We study policy gradient for mean-field control in continuous time in a reinforcement learning setting. By considering randomised policies with entropy regularisation, we derive a gradient expectation representation of the value function, which is amenable to actor-critic type algorithms where the value functions and the policies are learnt alternately based on observations samples of the state and model-free estimation of the population state distribution. In the linear-quadratic mean-field framework, we obtain an exact parametrisation of the actor and critic functions defined on the Wasserstein space. Finally, we illustrate the results of our algorithms with some numerical experiments on concrete examples.

Chi Seng PUN
Nanyang Technological University

Bayesian Estimation and Optimization for Learning Sequential Regularized Portfolios

This paper incorporates Bayesian estimation and optimization into portfolio selection framework, particularly for high-dimensional portfolio in which the number of assets is larger than the number of observations. We leverage a constrained l1 minimization approach, called linear programming optimal (LPO) portfolio, to directly estimate effective parameters appearing in the optimal portfolio. We propose two refinements for the LPO strategy. First, we explore improved Bayesian estimates, instead of sample estimates, of the covariance matrix of asset returns. Second, we introduce Bayesian optimization (BO) to replace traditional grid-search cross-validation (CV) in tuning hyperparameters of the LPO strategy. We further propose modifications in the BO algorithm by (1) taking into account time-dependent nature of financial problems and (2) extending commonly used expected improvement (EI) acquisition function to include a tunable trade-off with the improvement's variance (EIVar). Allowing a general case of noisy observations, we theoretically derive the sub-linear convergence rate of BO under the newly proposed EIVar and thus our algorithm has no regret. Our empirical studies confirm that the adjusted BO result in portfolios with higher out-of-sample Sharpe ratio, certainty equivalent, and lower turnover compared to those tuned with CV. This superior performance is achieved with significant reduction in time elapsed, thus also addressing time-consuming issues of CV. Furthermore, LPO with Bayesian estimates outperform original proposal of LPO, as well as the benchmark equally weighted and plug-in strategies.

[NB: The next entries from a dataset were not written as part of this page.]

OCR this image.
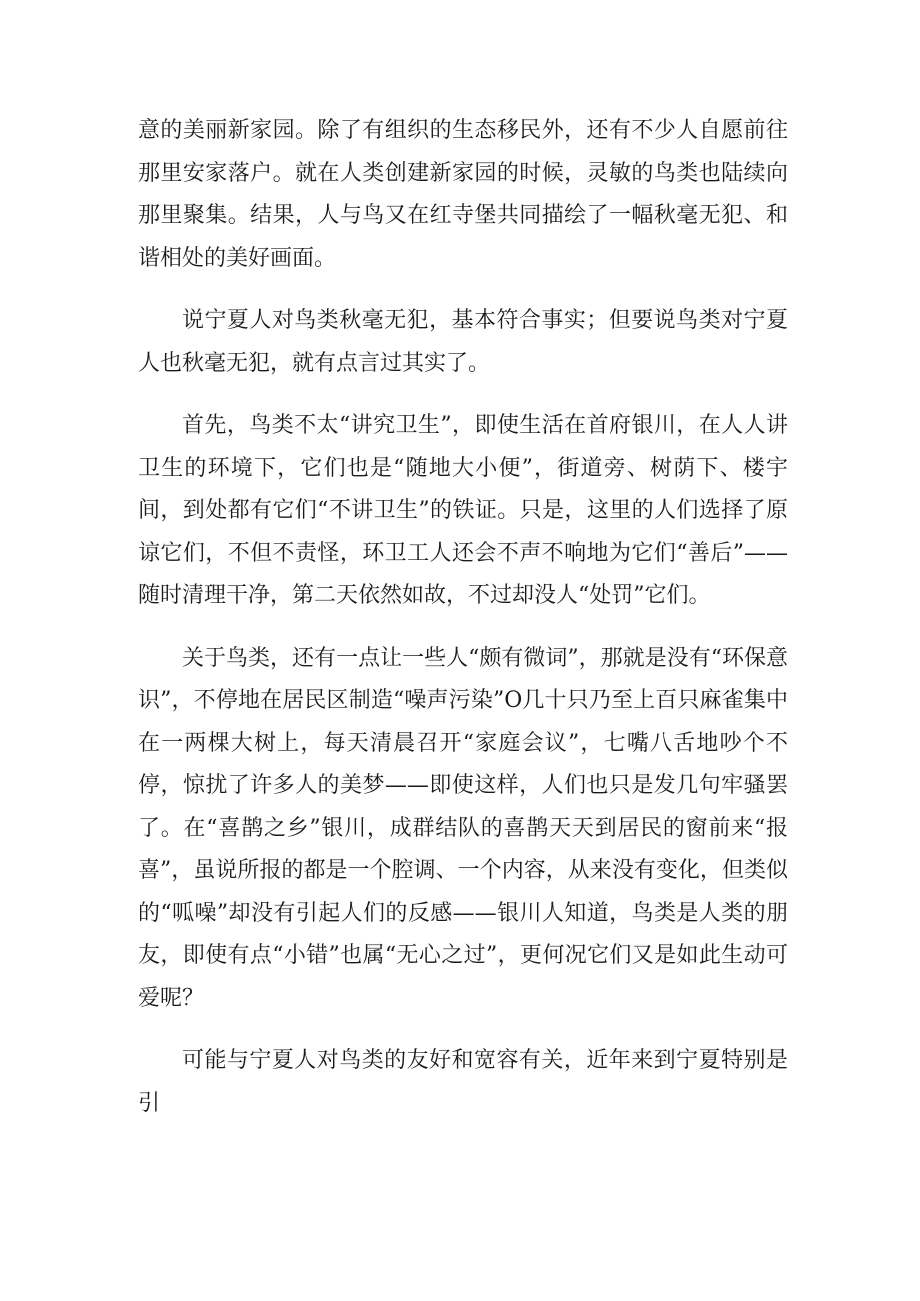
意的美丽新家园。除了有组织的生态移民外，还有不少人自愿前往那里安家落户。就在人类创建新家园的时候，灵敏的鸟类也陆续向那里聚集。结果，人与鸟又在红寺堡共同描绘了一幅秋毫无犯、和谐相处的美好画面。

说宁夏人对鸟类秋毫无犯，基本符合事实；但要说鸟类对宁夏人也秋毫无犯，就有点言过其实了。

首先，鸟类不太“讲究卫生”，即使生活在首府银川，在人人讲卫生的环境下，它们也是“随地大小便”，街道旁、树荫下、楼宇间，到处都有它们“不讲卫生”的铁证。只是，这里的人们选择了原谅它们，不但不责怪，环卫工人还会不声不响地为它们“善后”——随时清理干净，第二天依然如故，不过却没人“处罚”它们。

关于鸟类，还有一点让一些人“颇有微词”，那就是没有“环保意识”，不停地在居民区制造“噪声污染”O几十只乃至上百只麻雀集中在一两棵大树上，每天清晨召开“家庭会议”，七嘴八舌地吵个不停，惊扰了许多人的美梦——即使这样，人们也只是发几句牢骚罢了。在“喜鹊之乡”银川，成群结队的喜鹊天天到居民的窗前来“报喜”，虽说所报的都是一个腔调、一个内容，从来没有变化，但类似的“呱噪”却没有引起人们的反感——银川人知道，鸟类是人类的朋友，即使有点“小错”也属“无心之过”，更何况它们又是如此生动可爱呢？

可能与宁夏人对鸟类的友好和宽容有关，近年来到宁夏特别是引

This is a joint work with Godeliva Petrina Marisu.

Neil SHEPHARD
Harvard University

Some Properties of the Sample Weighted Median of an In-fill Sequence with an Application to High Frequency Financial Econometrics

Using an in-fill argument, the properties of the sample median of a sequence of events are established both for the case of a fixed period of time and for a period which shrinks as the sample size grows. The results are used to study the properties of the sample median of absolute returns under stochastic volatility. This estimator is invariant, asymptotically pivotal and a 1/2 breakdown estimator. In practice it has deep robustness to jump processes even when there are jumps of α-stable type.